After the Texas Revolution, Mexicans were perceived as the enemy within since Mexico did not accept the loss of Texas. That real threat of attack from Mexico justified a cultural war against Mexicans in Texas. So let’s also remember the hatred visited on Mexican citizens who became Texans after the battle.  

This complex history of our state of Texas is our heritage: Anglo and Mexican and Black, and indigenous – all of us today are Texans. But there are those intent on dividing us. Remembering the Alamo should not be a path to political power for those who would turn us against one another. A museum provides the best opportunity to educate ourselves and the millions of visitors drawn to our city by Spanish colonial history and the fight for Texas independence.

It’s a story too complex, too important to be left to ideologues. We need scholars to present the story of the battle of the Alamo, and to place those 13 days within the context of Spanish colonization, and the Republic and state of Texas. If there is debate about our history, let the museum be a place where that debate can occur.

I am pleased that we are not fencing off what is left of the battlefield just to dress up like Texians/Tejanos and Mexican soldiers. The remnants of the old battlefield are where citizens have gathered for more than a century to celebrate our rich and complex history and community. What better response to those who would divide us than to simply allow us to come together every day in Alamo Plaza? Our annual Fiesta celebration at Alamo Plaza, the parades and strolling about, all of it brings us together as a community. 

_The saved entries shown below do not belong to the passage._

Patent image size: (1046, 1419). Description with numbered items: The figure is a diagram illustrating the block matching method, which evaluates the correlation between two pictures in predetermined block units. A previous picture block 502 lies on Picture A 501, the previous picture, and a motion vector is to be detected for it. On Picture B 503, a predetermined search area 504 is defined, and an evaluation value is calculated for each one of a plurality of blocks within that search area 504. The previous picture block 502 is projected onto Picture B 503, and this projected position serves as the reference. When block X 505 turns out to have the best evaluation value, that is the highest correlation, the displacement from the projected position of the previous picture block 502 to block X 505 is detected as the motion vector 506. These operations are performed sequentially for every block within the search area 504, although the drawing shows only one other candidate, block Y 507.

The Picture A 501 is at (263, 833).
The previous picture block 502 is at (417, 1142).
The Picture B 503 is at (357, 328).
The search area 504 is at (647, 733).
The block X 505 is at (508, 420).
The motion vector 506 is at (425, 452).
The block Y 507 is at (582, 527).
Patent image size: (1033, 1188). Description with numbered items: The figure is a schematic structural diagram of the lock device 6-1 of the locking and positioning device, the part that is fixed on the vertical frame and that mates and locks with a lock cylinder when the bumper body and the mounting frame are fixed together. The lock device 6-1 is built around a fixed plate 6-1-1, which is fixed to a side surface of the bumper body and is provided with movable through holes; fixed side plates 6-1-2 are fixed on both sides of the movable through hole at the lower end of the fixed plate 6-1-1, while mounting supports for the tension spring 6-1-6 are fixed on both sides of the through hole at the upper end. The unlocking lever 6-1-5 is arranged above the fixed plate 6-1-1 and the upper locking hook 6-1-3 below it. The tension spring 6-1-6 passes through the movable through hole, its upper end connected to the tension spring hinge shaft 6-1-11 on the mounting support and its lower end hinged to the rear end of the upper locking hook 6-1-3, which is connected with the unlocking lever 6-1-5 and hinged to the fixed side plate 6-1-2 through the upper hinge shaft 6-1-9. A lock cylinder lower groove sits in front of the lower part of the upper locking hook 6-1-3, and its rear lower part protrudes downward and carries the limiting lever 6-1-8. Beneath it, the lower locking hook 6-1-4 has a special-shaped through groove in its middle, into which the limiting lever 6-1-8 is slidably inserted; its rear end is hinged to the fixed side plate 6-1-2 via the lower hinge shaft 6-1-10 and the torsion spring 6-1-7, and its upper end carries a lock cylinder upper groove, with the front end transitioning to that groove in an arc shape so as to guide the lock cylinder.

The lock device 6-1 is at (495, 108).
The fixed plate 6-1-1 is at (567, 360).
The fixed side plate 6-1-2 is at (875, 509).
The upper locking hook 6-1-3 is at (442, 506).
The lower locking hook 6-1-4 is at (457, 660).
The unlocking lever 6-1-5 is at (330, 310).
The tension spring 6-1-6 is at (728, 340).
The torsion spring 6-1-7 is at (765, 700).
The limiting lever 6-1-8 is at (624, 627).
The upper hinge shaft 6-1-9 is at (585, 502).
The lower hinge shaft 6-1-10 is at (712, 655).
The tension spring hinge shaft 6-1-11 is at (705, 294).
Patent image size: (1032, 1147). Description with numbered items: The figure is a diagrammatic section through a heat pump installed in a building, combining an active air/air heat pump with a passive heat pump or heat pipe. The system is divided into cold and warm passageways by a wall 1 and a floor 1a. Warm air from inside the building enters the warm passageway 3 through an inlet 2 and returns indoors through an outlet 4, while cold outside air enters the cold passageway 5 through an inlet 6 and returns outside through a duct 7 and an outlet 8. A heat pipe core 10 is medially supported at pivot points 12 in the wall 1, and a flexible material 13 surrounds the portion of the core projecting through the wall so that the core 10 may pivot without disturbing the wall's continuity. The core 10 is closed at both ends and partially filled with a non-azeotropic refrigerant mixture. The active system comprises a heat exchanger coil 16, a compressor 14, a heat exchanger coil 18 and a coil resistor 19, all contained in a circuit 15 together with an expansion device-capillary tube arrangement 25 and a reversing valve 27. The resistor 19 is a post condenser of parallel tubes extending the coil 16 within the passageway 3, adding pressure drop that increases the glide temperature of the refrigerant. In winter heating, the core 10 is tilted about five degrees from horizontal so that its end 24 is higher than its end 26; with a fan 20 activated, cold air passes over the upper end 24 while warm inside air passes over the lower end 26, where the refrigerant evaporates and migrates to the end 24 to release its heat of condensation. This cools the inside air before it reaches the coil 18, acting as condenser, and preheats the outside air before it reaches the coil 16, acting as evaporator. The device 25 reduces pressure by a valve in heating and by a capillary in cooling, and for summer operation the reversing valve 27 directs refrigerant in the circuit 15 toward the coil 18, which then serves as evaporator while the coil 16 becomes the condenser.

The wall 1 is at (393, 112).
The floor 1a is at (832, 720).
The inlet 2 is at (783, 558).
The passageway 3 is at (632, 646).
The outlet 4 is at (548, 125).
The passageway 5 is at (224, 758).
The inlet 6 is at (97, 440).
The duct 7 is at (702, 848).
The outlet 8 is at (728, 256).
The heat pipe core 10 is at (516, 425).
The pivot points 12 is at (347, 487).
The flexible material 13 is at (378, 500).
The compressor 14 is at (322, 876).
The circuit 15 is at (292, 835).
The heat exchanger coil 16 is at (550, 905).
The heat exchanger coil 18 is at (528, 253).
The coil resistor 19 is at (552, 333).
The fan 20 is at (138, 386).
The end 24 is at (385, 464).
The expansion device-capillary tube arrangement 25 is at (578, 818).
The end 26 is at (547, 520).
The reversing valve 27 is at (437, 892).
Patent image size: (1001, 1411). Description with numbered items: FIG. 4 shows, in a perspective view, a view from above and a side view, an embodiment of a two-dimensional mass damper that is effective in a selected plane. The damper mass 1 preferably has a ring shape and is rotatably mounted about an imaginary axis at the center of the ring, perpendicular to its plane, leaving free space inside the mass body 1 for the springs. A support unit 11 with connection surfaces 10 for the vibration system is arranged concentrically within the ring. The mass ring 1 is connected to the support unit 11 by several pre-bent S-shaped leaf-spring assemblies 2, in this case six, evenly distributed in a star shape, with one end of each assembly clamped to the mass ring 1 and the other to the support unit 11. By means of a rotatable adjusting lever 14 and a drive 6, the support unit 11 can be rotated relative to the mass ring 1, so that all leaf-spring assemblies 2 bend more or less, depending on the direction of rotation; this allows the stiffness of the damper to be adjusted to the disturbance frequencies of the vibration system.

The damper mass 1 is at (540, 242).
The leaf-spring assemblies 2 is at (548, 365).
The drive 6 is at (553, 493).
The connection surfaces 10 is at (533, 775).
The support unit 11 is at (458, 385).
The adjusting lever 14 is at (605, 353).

Remember the Alamo, but remember the cause, to establish a republic where we are free. We are one people in our fight for freedom and democracy. That battle did not end with the Alamo, but continues today as we fight for liberty, justice, and equality.  Alamo Plaza has been and will remain the heart of our free culture, a celebration of our common heritage. 

Michael Berrier is a resident of the Lavaca neighborhood and longtime community activist.